The film ends with Jan and Dean singing again triumphantly after the audience boos at them for lip synching. In reality, they attempted to perform in 1972 but were booed for lip synching. They did perform again in 1974. The film makes it seem like this happened on the same night.

===Reception===
The Los Angeles Times called it "shallow entertainment". The New York Times said the film was made "efficiently, if not imaginatively" with an "outstanding" performance from Davison.
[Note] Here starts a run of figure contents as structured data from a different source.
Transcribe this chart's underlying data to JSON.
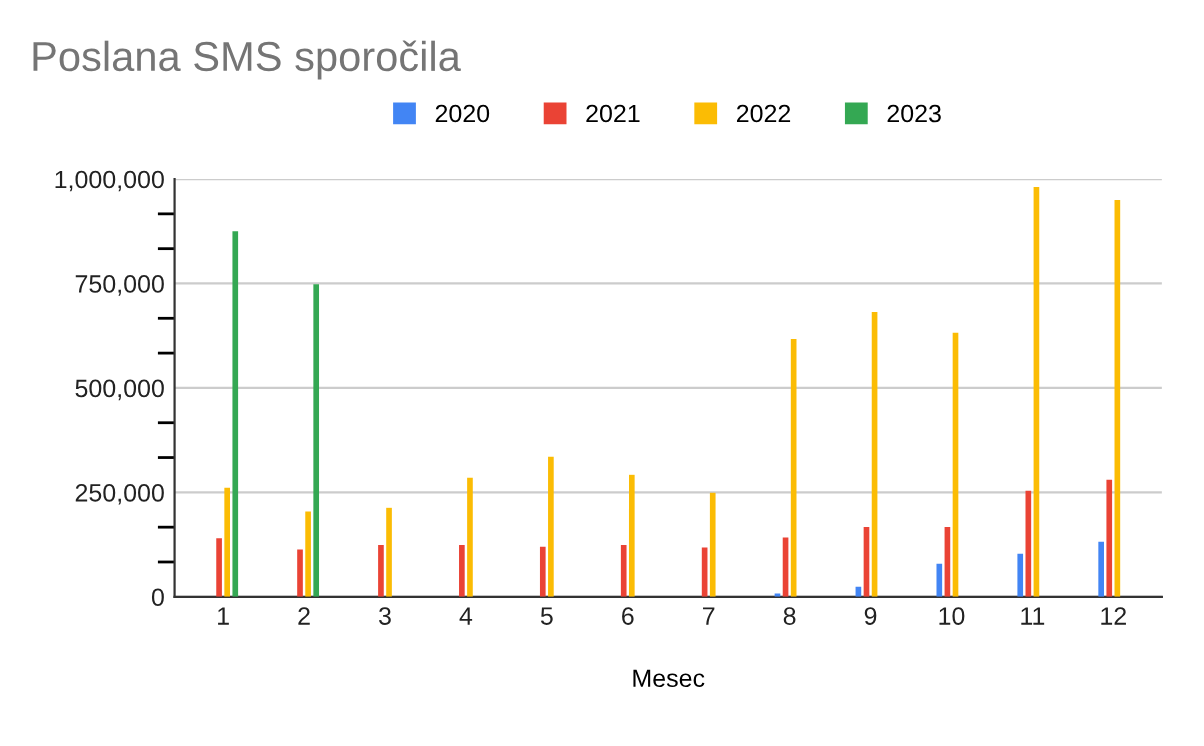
{
  "chart_data": {
    "type": "bar",
    "title": "Poslana SMS sporočila",
    "xlabel": "Mesec",
    "categories": [
      "1",
      "2",
      "3",
      "4",
      "5",
      "6",
      "7",
      "8",
      "9",
      "10",
      "11",
      "12"
    ],
    "series": [
      {
        "name": "2020",
        "color": "#4285f4",
        "values": [
          0,
          0,
          0,
          0,
          0,
          0,
          0,
          8000,
          24000,
          79000,
          103000,
          132000
        ]
      },
      {
        "name": "2021",
        "color": "#ea4335",
        "values": [
          140000,
          113000,
          124000,
          124000,
          120000,
          124000,
          118000,
          142000,
          167000,
          167000,
          254000,
          280000
        ]
      },
      {
        "name": "2022",
        "color": "#fbbc04",
        "values": [
          261000,
          204000,
          213000,
          285000,
          335000,
          292000,
          249000,
          617000,
          682000,
          632000,
          981000,
          950000
        ]
      },
      {
        "name": "2023",
        "color": "#34a853",
        "values": [
          875000,
          748000,
          null,
          null,
          null,
          null,
          null,
          null,
          null,
          null,
          null,
          null
        ]
      }
    ],
    "ylim": [
      0,
      1000000
    ],
    "yticks": [
      {
        "value": 0,
        "label": "0"
      },
      {
        "value": 250000,
        "label": "250,000"
      },
      {
        "value": 500000,
        "label": "500,000"
      },
      {
        "value": 750000,
        "label": "750,000"
      },
      {
        "value": 1000000,
        "label": "1,000,000"
      }
    ],
    "grid": "y",
    "legend": "top"
  }
}
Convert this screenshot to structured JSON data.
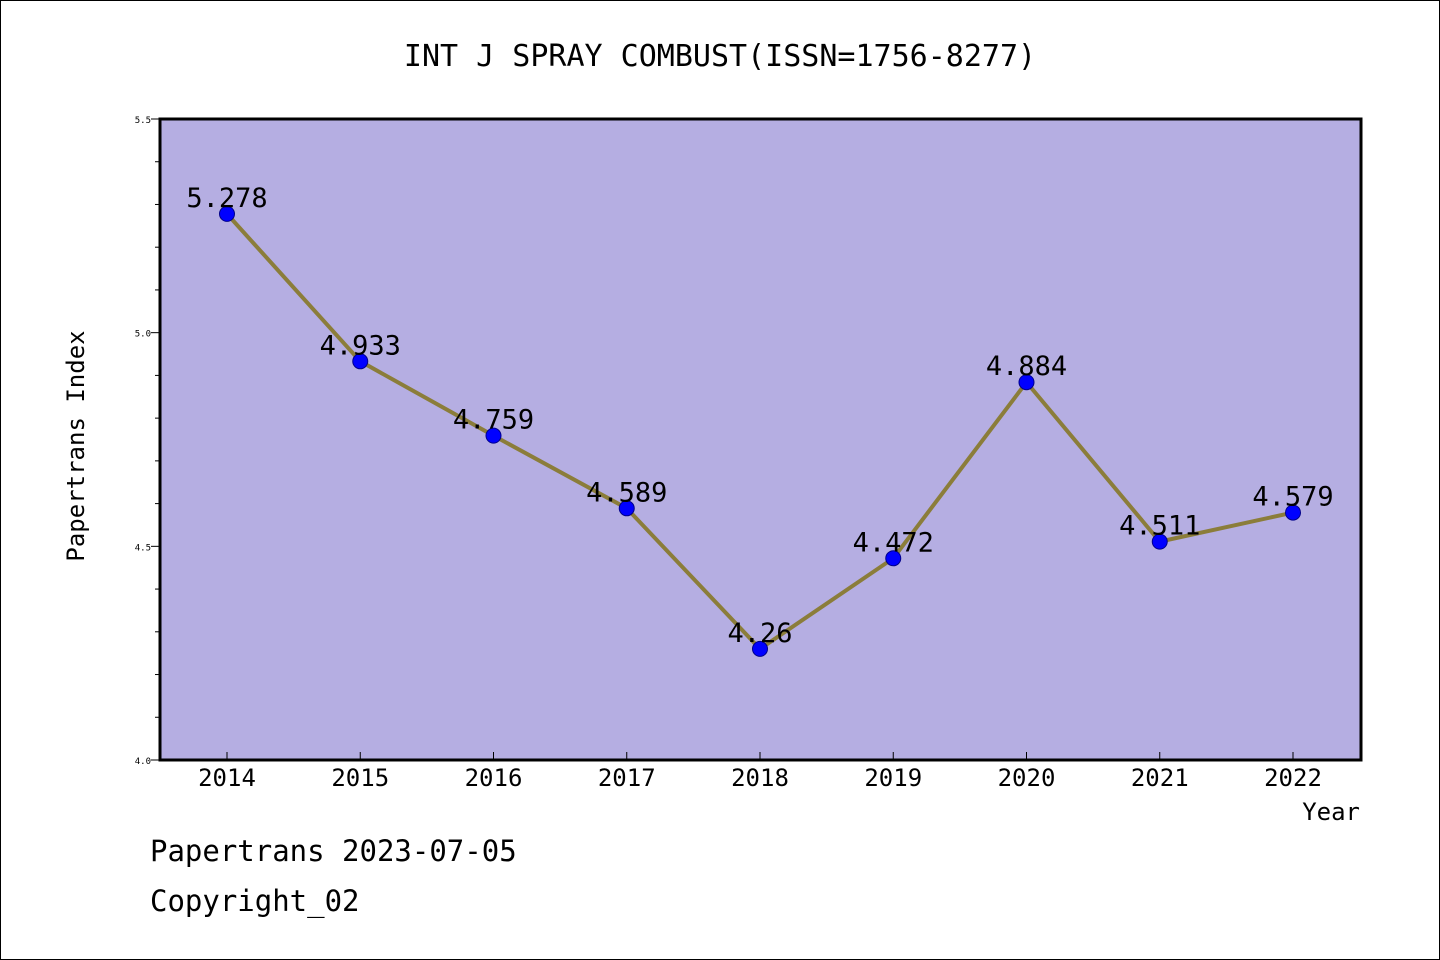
{
  "chart_data": {
    "type": "line",
    "title": "INT J SPRAY COMBUST(ISSN=1756-8277)",
    "xlabel": "Year",
    "ylabel": "Papertrans Index",
    "categories": [
      "2014",
      "2015",
      "2016",
      "2017",
      "2018",
      "2019",
      "2020",
      "2021",
      "2022"
    ],
    "series": [
      {
        "values": [
          5.278,
          4.933,
          4.759,
          4.589,
          4.26,
          4.472,
          4.884,
          4.511,
          4.579
        ],
        "data_labels": [
          "5.278",
          "4.933",
          "4.759",
          "4.589",
          "4.26",
          "4.472",
          "4.884",
          "4.511",
          "4.579"
        ]
      }
    ],
    "ylim": [
      4.0,
      5.5
    ],
    "yticks": [
      "4.0",
      "4.5",
      "5.0",
      "5.5"
    ],
    "grid": false,
    "colors": {
      "plot_background": "#b5aee2",
      "line": "#8b7d3a",
      "marker": "#0000ff"
    }
  },
  "footer": {
    "date_text": "Papertrans 2023-07-05",
    "copyright_text": "Copyright_02"
  }
}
Paul Mavis, of Drunk TV, reviewing Deadman's Curve after the death of Richard Hatch, wrote that although the made-for-TV movie skipped quite a few facts, and did little with Dean Torrence's character, the Jan & Dean music was still there, along with Richard Hatch's fine performance: "Cocky and exuberant at first, and then cold, sneering and manipulative as a domineering rock star, Hatch surprised me with the nasty edge he summoned up.... It’s a beautiful turn by Hatch in the classic biopic form: confidence, talent, and drive lead to success, but the ego needed to climb to the top proves to be an Achilles heel, leading to abuse of friends, loved ones, and self, and then to the inexorable downfall, before a painful but enlightening personal redemption."

===Ratings===
The movie was the 40th highest rating show of the week.

==Featured Songs==
All songs featured are the original recordings, except where indicated
- "Dead Man's Curve"
- "Jennie Lee" (Jan & Dean version)
- "Baby Talk"
- "Surfin'"
- "Barbara Ann"
- "The Little Old Lady from Pasadena"
- "Sidewalk Surfin'"
- "Like a Summer Rain" (a Dean Torrence recording from the Save For a Rainy Day LP)
- "Surf City"
Jan and Dean's latter-day back-up band, Papa Doo Run Run (featuring Dean Torrence), went into the studio to record some additional songs for the soundtrack. Songs included "Pipeline," "Wipe Out," "I Only Have Eyes for You," "Get a Job", "A Teenager in Love," and "One Summer Night", all of which can be heard playing in the background as incidental music.

==Release history==
"Deadman's Curve: The Jan and Dean Story" was released on VHS Format by Interglobal Home Video.